Repairs

A lack of new content isn’t the only thing wrong with this blog. In recent weeks, it has also been brought to my attention that the template I’m using is flawed. It looks fine in Internet Explorer (IE), but lousy in any other browser. Users of both Mozilla Firefox and the Mac-based Safari have reported seeing exactly the same formatting glitches. The problem seems to be with the Cascading Style Sheets (CSS) used by the template; IE interprets the CSS code incorrectly, but the person who created the template evidently was using IE to view the result, and concluded that it worked properly.

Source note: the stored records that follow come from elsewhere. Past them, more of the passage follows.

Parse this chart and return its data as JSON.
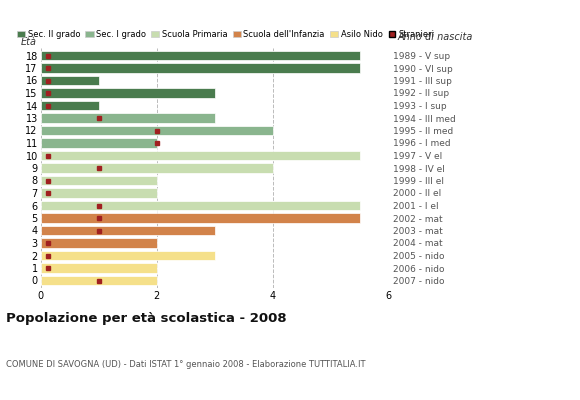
{
  "ages": [
    18,
    17,
    16,
    15,
    14,
    13,
    12,
    11,
    10,
    9,
    8,
    7,
    6,
    5,
    4,
    3,
    2,
    1,
    0
  ],
  "right_labels": [
    "1989 - V sup",
    "1990 - VI sup",
    "1991 - III sup",
    "1992 - II sup",
    "1993 - I sup",
    "1994 - III med",
    "1995 - II med",
    "1996 - I med",
    "1997 - V el",
    "1998 - IV el",
    "1999 - III el",
    "2000 - II el",
    "2001 - I el",
    "2002 - mat",
    "2003 - mat",
    "2004 - mat",
    "2005 - nido",
    "2006 - nido",
    "2007 - nido"
  ],
  "bar_values": [
    5.5,
    5.5,
    1.0,
    3.0,
    1.0,
    3.0,
    4.0,
    2.0,
    5.5,
    4.0,
    2.0,
    2.0,
    5.5,
    5.5,
    3.0,
    2.0,
    3.0,
    2.0,
    2.0
  ],
  "bar_colors": [
    "#4a7c4e",
    "#4a7c4e",
    "#4a7c4e",
    "#4a7c4e",
    "#4a7c4e",
    "#8ab58e",
    "#8ab58e",
    "#8ab58e",
    "#c8ddb0",
    "#c8ddb0",
    "#c8ddb0",
    "#c8ddb0",
    "#c8ddb0",
    "#d2834a",
    "#d2834a",
    "#d2834a",
    "#f5e08a",
    "#f5e08a",
    "#f5e08a"
  ],
  "stranieri_marker_x": {
    "18": 0.12,
    "17": 0.12,
    "16": 0.12,
    "15": 0.12,
    "14": 0.12,
    "13": 1.0,
    "12": 2.0,
    "11": 2.0,
    "10": 0.12,
    "9": 1.0,
    "8": 0.12,
    "7": 0.12,
    "6": 1.0,
    "5": 1.0,
    "4": 1.0,
    "3": 0.12,
    "2": 0.12,
    "1": 0.12,
    "0": 1.0
  },
  "legend_labels": [
    "Sec. II grado",
    "Sec. I grado",
    "Scuola Primaria",
    "Scuola dell'Infanzia",
    "Asilo Nido",
    "Stranieri"
  ],
  "legend_colors": [
    "#4a7c4e",
    "#8ab58e",
    "#c8ddb0",
    "#d2834a",
    "#f5e08a",
    "#a02020"
  ],
  "title": "Popolazione per età scolastica - 2008",
  "subtitle": "COMUNE DI SAVOGNA (UD) - Dati ISTAT 1° gennaio 2008 - Elaborazione TUTTITALIA.IT",
  "xlabel_eta": "Età",
  "xlabel_anno": "Anno di nascita",
  "xlim": [
    0,
    6
  ],
  "xticks": [
    0,
    2,
    4,
    6
  ],
  "background_color": "#ffffff",
  "bar_height": 0.75
}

I’m not proficient with CSS, but my son Ben is, thanks to the HTML classes he took at school. He did some tinkering with the CSS code, but was unable to find a way to make it look right in both IE and non-IE browsers. My friend Virgil came up with a compromise that he says looks OK in both sorts of browsers, and I may end up using it. But there’s one other thing I want to try first. In the course of researching the problem, I stumbled across this trick for putting two versions of the CSS code in external files — one of which is used only by IE, and the other only by other browsers. If it works, this solution will be the best of both worlds. I hope to have it implemented in the next day or two.
UPDATE: The trick I mentioned above did not solve the problem — it doesn’t work with newer non-IE browsers like Firefox. But Ben wasn’t willing to give up. The problem is now fixed, thanks to his supreme excellence as a Javascript hacker. (I was going to say “his l33t h4x0r sk1llz,” but I thought that might be confusing to readers who aren’t fluent in Leetspeak.)